NUC on Wood
By Bobby Neal Winters
A few years ago, I went through a period of building computers. Built an Itty-bitty Ubuntu box and a media center, going through the process one piece at a time. I liked the one piece at a time model. You plan out your project; you order your piece for the week; you get it in the mail; then you order your next piece et cetera until it is done. Then you put it all together.
This was a great way to spread out both the expense and the joy. And indeed as a big part of these projects are to keep my otherwise mischievous mind occupied, it was very effective. Something with four parts would take four weeks to complete and so keep me in a happy place for a whole month.
My path from computer building took me to Arduino and to Raspberry Pi. These categories are both amenable to the one piece at a time model.
Then earlier this year I happened upon the NUC (Next Unit of Computing) computer. This is a computer that has a tiny (four inch by four inch) motherboard but will support I3, I5, and I7 processors. I thought that this would be great. I could make one and put Ubuntu on it, I would have a Linux box small enough to sit alongside my Windows box but powerful enough to do something beyond the Raspberry Pi level.
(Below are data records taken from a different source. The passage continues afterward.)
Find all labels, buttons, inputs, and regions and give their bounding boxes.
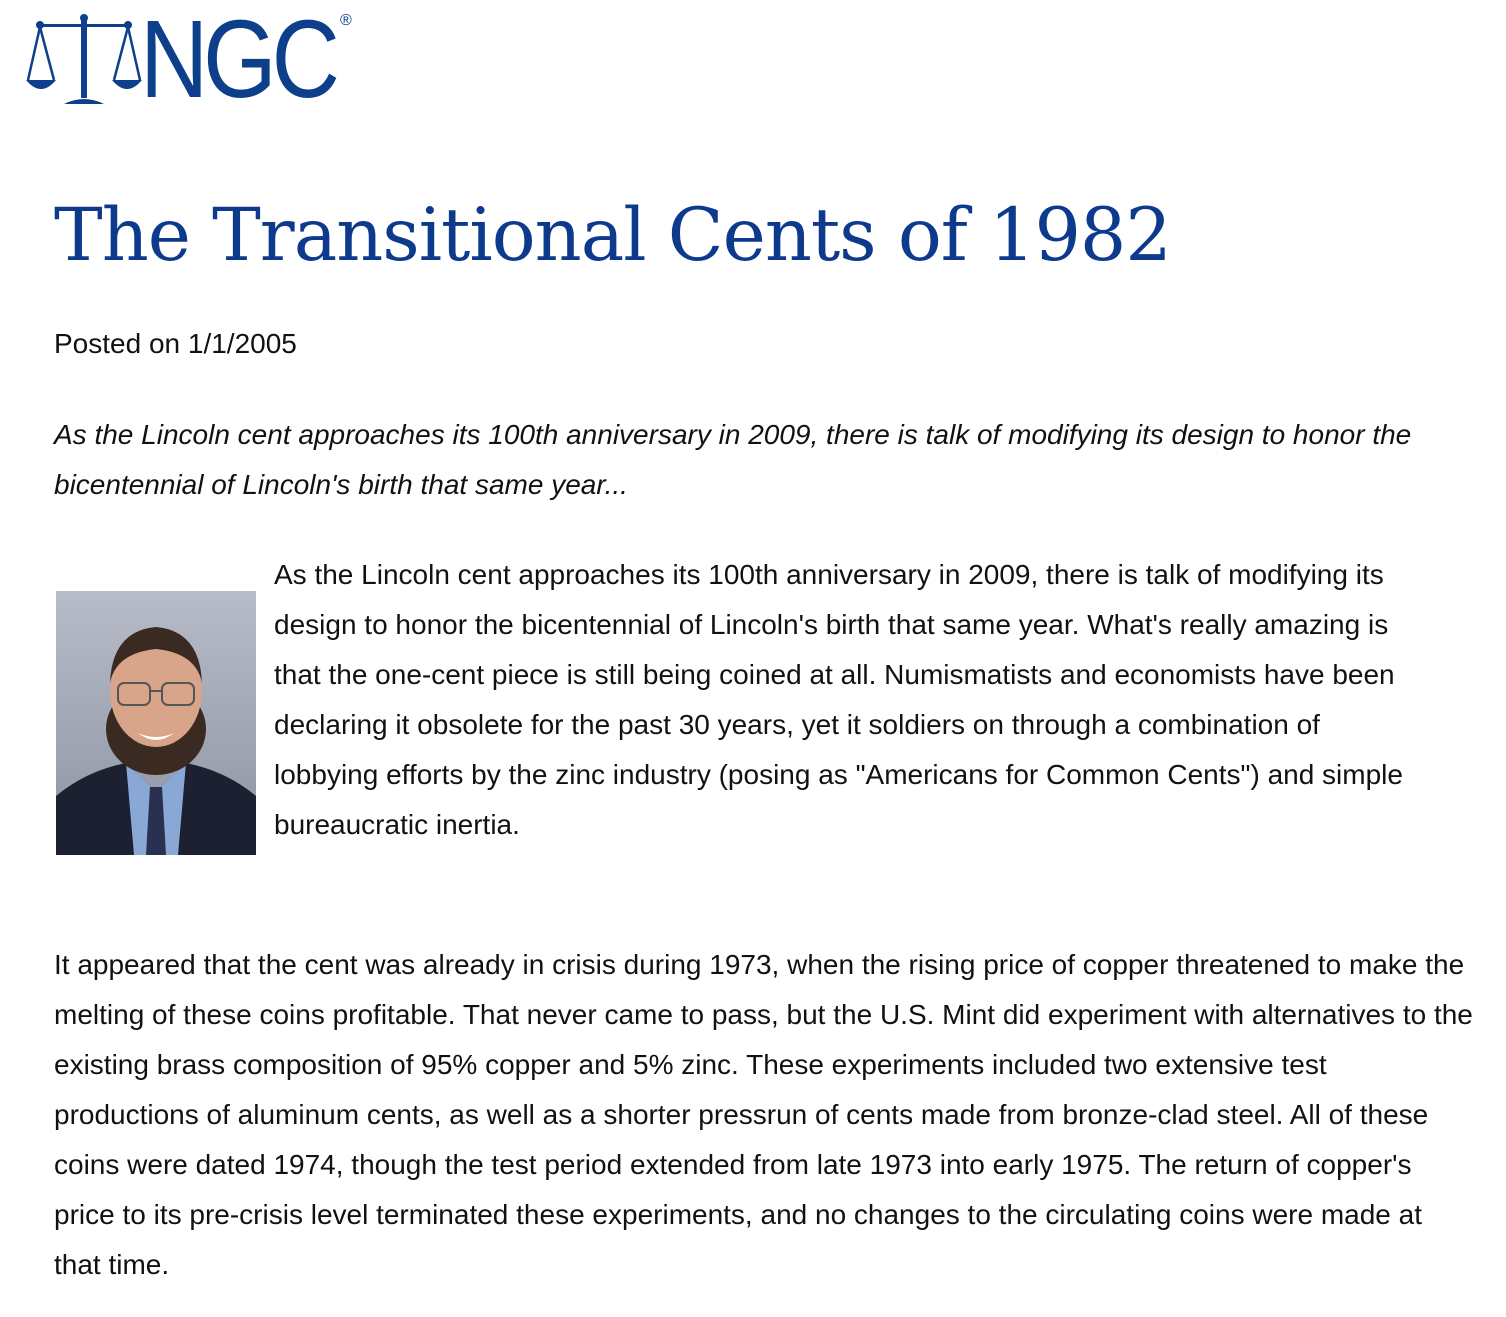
article-title: The Transitional Cents of 1982 (54, 193, 1171, 278)
balance-scales-icon (24, 10, 144, 110)
posted-date: Posted on 1/1/2005 (54, 328, 297, 359)
registered-mark: ® (340, 12, 352, 29)
article-intro: As the Lincoln cent approaches its 100th anniversary in 2009, there is talk of modifying its design to honor the bicentennial of Lincoln's birth that same year. What's really amazing is that the one-cent piece is still being coined at all. Numismatists and economists have been declaring it obsolete for the past 30 years, yet it soldiers on through a combination of lobbying efforts by the zinc industry (posing as "Americans for Common Cents") and simple bureaucratic inertia. (274, 559, 1403, 840)
ngc-logo[interactable] (24, 0, 366, 121)
author-photo (56, 591, 256, 855)
article-paragraph: It appeared that the cent was already in crisis during 1973, when the rising price of copper threatened to make the melting of these coins profitable. That never came to pass, but the U.S. Mint did experiment with alternatives to the existing brass composition of 95% copper and 5% zinc. These experiments included two extensive test productions of aluminum cents, as well as a shorter pressrun of cents made from bronze-clad steel. All of these coins were dated 1974, though the test period extended from late 1973 into early 1975. The return of copper's price to its pre-crisis level terminated these experiments, and no changes to the circulating coins were made at that time. (54, 949, 1473, 1280)
logo-wordmark: NGC (140, 0, 335, 121)
article-lede: As the Lincoln cent approaches its 100th anniversary in 2009, there is talk of modifying its design to honor the bicentennial of Lincoln's birth that same year... (54, 419, 1412, 500)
And to cut to the chase, I’ve got something working. I got it all to work out today. Let me go back to the beginning, though, and say some things that might (MIGHT) smooth the road for any of the rest of you who might want to trek down the same road.
The first thing is that I was not able to get the one piece at a time method to work out all that well. Let me explain. When you list out the pieces of a computer, what do you have:
- Power supply
- Hard drive
I was not able to get those first four separately. Actually, it’s not that simple. I bought the case. I have it sitting unused over to the side right now. I wasn’t able to get a motherboard to fit it. I looked my eyes out over the Internet, but the only ones I could find came in lots of 10. I didn’t want 10. I wanted one. Within my searches, I came upon a product that combined the first 4 of these. This was a bit pricey, but it did include a lot.
Here is an opportunity to talk about the power supply. When you make a computer--even an itty-bitty box with an ITX motherboard--you put the power supply inside. With this type of machine it goes outside. You use the same sort of power supply that you use on your laptop, your printer, or on most of your peripherals. A mickey-mouse power cord (if you’ve seen one, no explanation is needed; if you haven’t none will do) goes into a transformer which will then connect to your computer with a jack.
Over the next couple of weeks I bought the memory and a solid state hard drive. Okay, memory is boring. The SSD is exciting and even--dare I say it--sexy. It was $75 for 120 GB which looks pricey if you compare it to the standard hard drive where the same money will get you 750 GB, but Lord have mercy this smokes. You turn on your computer and your operating system is loaded.
In building computers these days, my observation has been that if it weren’t for the front-panel connections it would be as easy as putting Legos together. This already had its equivalent of the front panel connected, so assembly was just snapping the memory cards and the solid state drive into place.
The challenge I had in putting my NUC box together came after the machine was totally assembled: installing the operating system. As I said, the entire raison d’etre of this box was to run Linux. You can go to the Ubuntu page and download Ubuntu and even get instructions on how to install it from a USB stick. And it “installs” very quickly and easily. The scare quotes are there because getting it to boot after you’ve gotten it installed is an issue.
I have succeeded in that. I am not going to tell you the exact method because I am not sure it’s reproducible. It required Internet searches and fiddling with the BIOS. Once I got it to boot, the fracking keyboard I have wouldn’t work. I finally installed a wireless keyboard I have lying around and it worked.
I was able to get it to run headless by installing xrdp on it and using remote desktop from my windows machine to login. At this point, I have no methodology to recommend more specific than some combination of stubbornness and patience.